Adrian had held his posture cool and calm through the whole standoff, but inside, he was gritting his teeth with rage. Not just at them—but at everything the world had become. A place where kindness, dignity, even decency had all bled out long before the first snowflake fell.
He glanced at Julyah as they walked. Her breath coming in soft puffs of cloud. Her coat two sizes too big, her hood slipping across her brow, but she made no complaints. She never did. She just went forward, quiet and steady, strong in a way that made him feel small.
But he saw the way she hugged herself after. The trembling in her hand when she thought no one was watching. It wasn't fear—it was weight. The mental arithmetic of what she could afford to shoulder, emotionally and otherwise.
And she was always shouldering more than she let on.
Beauty had always been a kind of lottery ticket—blessing or curse depending on the day. Out here? It was a flare in the dark. A warning bell. A target.
"You shouldn't have to trade anything to feel safe," he'd told her.
And he'd meant every word.
But somewhere, deep down, he knew she already had. Time and time again.
And he didn't know how to keep her from that without becoming something he wasn't sure she'd want him to be.
Ellis's POV – "She's Not Soft"
Ellis had never trusted pretty girls.
Not because he resented them. But because everyone assumed pretty meant fragile. People projected softness where there was none. As if being easy on the eyes somehow made you easy to break.
But Julyah had wrecked that idea from the start.

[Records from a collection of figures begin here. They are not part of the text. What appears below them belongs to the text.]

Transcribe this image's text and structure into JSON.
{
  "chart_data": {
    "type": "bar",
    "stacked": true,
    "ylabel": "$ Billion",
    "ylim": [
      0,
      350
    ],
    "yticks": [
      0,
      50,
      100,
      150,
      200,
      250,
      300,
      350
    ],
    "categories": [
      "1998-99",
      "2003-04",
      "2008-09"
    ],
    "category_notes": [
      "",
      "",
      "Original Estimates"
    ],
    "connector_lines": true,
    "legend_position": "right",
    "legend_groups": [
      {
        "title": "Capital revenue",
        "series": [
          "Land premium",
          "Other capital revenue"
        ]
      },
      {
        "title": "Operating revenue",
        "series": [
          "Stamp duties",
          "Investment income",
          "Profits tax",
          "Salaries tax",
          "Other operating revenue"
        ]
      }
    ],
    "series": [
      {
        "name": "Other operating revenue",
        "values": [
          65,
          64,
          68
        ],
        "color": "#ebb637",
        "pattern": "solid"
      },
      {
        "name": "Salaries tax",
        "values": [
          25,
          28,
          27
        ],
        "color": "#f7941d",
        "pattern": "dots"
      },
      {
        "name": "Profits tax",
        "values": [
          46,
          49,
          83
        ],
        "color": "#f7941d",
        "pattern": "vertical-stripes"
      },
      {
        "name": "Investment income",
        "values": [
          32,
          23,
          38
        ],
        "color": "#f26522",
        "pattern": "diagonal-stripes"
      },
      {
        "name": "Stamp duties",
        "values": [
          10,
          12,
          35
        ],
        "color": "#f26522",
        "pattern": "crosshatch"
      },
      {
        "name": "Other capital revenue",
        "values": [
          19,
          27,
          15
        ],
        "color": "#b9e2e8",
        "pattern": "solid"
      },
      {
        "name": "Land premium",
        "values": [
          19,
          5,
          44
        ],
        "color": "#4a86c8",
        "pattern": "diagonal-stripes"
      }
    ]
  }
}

She didn't flinch in the midst of chaos. She rationed supplies with a surgeon's precision. She moved with the kind of calm that only came from surviving things no one ever wanted to talk about. And when things got tense at the gas station, she didn't panic.
She got efficient.
Ellis had always been the quiet kind of cautious. The one who watched people twice as long as he spoke to them. Loyalty wasn't something he gave away.
But Julyah had earned it—fast.
She didn't brag. Didn't ask for praise. She worked. She cooked. She made people feel steady just by being in the same room. And while she never demanded attention, she always had it.
Especially Adrian's.
Ellis wasn't blind. He saw it. The way Adrian watched her like she was the only real thing in a world built on ashes.
Ellis didn't mind. If anyone deserved something good, it was her.
And if anyone came for her again, he'd be ready too.
Because Julyah wasn't just trying to survive this broken world. She was trying to make it better.
And that? That was worth protecting.